Minitab Notes for Activity 5

Finding the Critical Value (Question 6)

Using the Probability Calculator

The easiest way to find the critical value is to use the online probability distribution calculator. Put the confidence level 95% as the decimal 0.95 in the box that says says "conf. level" and click Calculate.

Tables

There are statistical tables that were given to you in class or are available on the website. The quickest way to find the critical values are to go to the t-table and look at the bottom for a 95% confidence level. Then come up one row to the normal or z row and get the critical value. Remember that there are two critical values, even though the table only gives the positive one.

Minitab

If you really insist on using Minitab, you'll have some work to do.

  1. Choose Calc / Probability Distributions / Normal
  2. Select Inverse cumulative probability
  3. The input constant is the area to the left of the critical value. Since the confidence level is 95%, there is 5% split between the two tails. That makes 2.5% in each tail. The area to the left of the left critical value is 2.5%, which is entered as the decimal 0.025.
  4. Click OK

If you want the critical value on the right side, you can use the symmetry involved and just make the critical value you found above positive. Another way to find the critical value on the right directly is to repeat the steps above, but since there is 2.5% to the right of the right critical value, there is 97.5% to the left.

Checking the Confidence Interval (Question 9)

One purpose of this activity is to practice finding a confidence interval by hand, but you can use Minitab to check your results.

  1. Go to Stat / Basic Statistics / 1 Proportion
  2. Click the Summarized Data radio button
  3. Enter the number of successes (x) and number of trials (n).

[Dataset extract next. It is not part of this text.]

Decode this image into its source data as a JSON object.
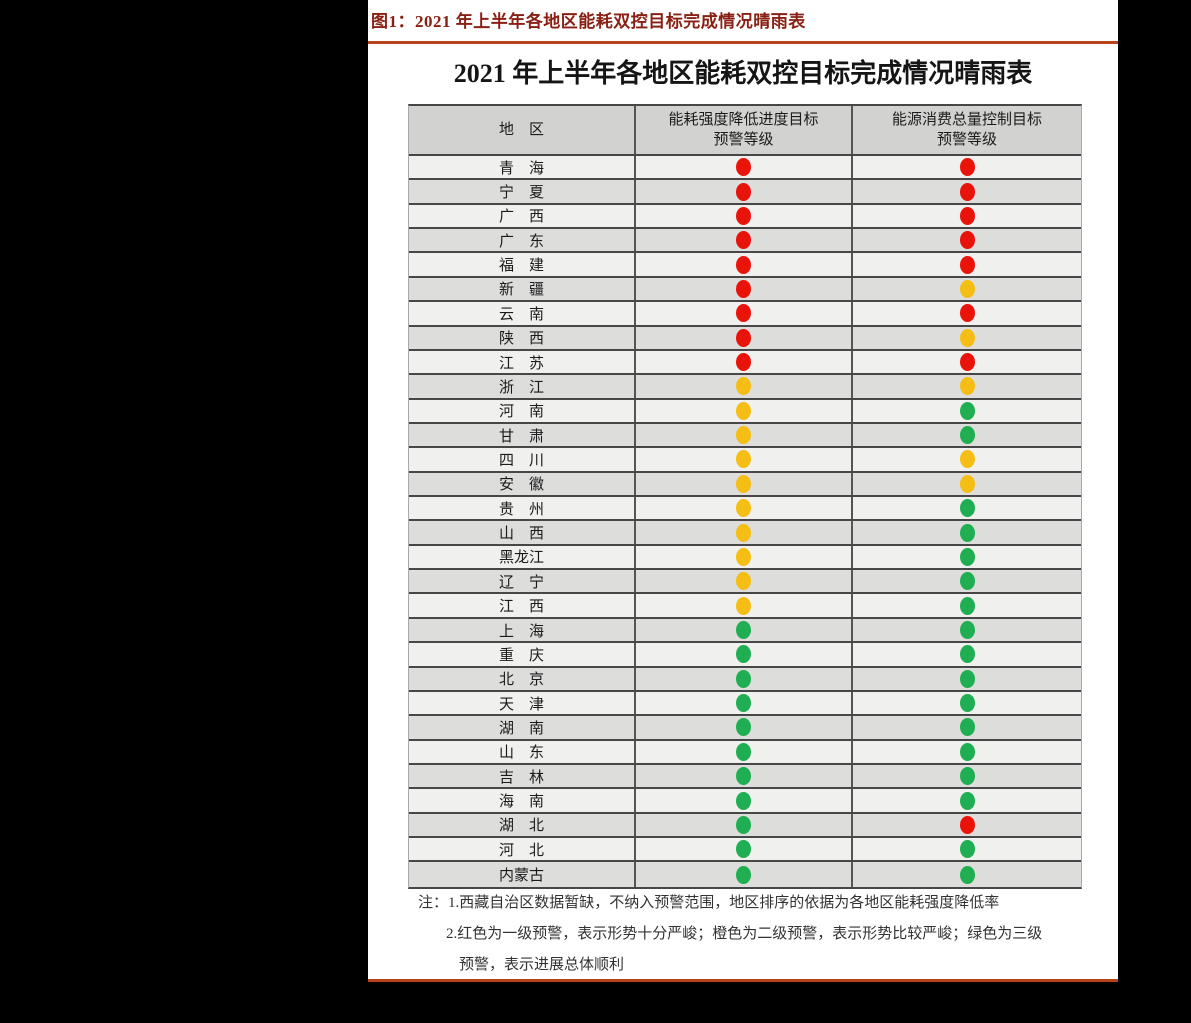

Note, Minitab calls successes "events".
  4. Click Options
    1. The confidence level is 95%.
    2. Check to make sure the alternative hypothesis is "Not Equal"
    3. Always check the box to base the test and interval on the normal distribution (note that Minitab may complain about a small sample size, but we're not getting into non-parametric hypothesis testing at this point, so we're going to force the normal approximation).
  5. Click OK

You should get some output that looks like this.

Sample   X   N  Sample p         95% CI
1 12 50 0.240000 (0.121621, 0.358379)

The 95% Confidence Interval would be 0.121621 < p < 0.358379.

Finding the Areas (Question 14)

Using the Probability Calculator

The easiest way to find the areas is to use the online probability distribution calculator. Put the test statistic in the box that says score / value and click Calculate.

Tables

There are statistical tables that were given to you in class or are available on the website. Use the Normal table. Find the test statistic as a z-score on the outside of the table and get the area to the left from inside the table. Then complete the rest of the table as we did before.

Minitab

Choose Calc / Probability Distributions / Normal

  1. Select Cumulative probability
  2. The input constant is the test statistic
  3. Click OK

The value returned by Minitab is the area to the left of the test statistic. You will need to take that value from 1 to find the area to the right. You will then take the smaller area and double it to find the p-value.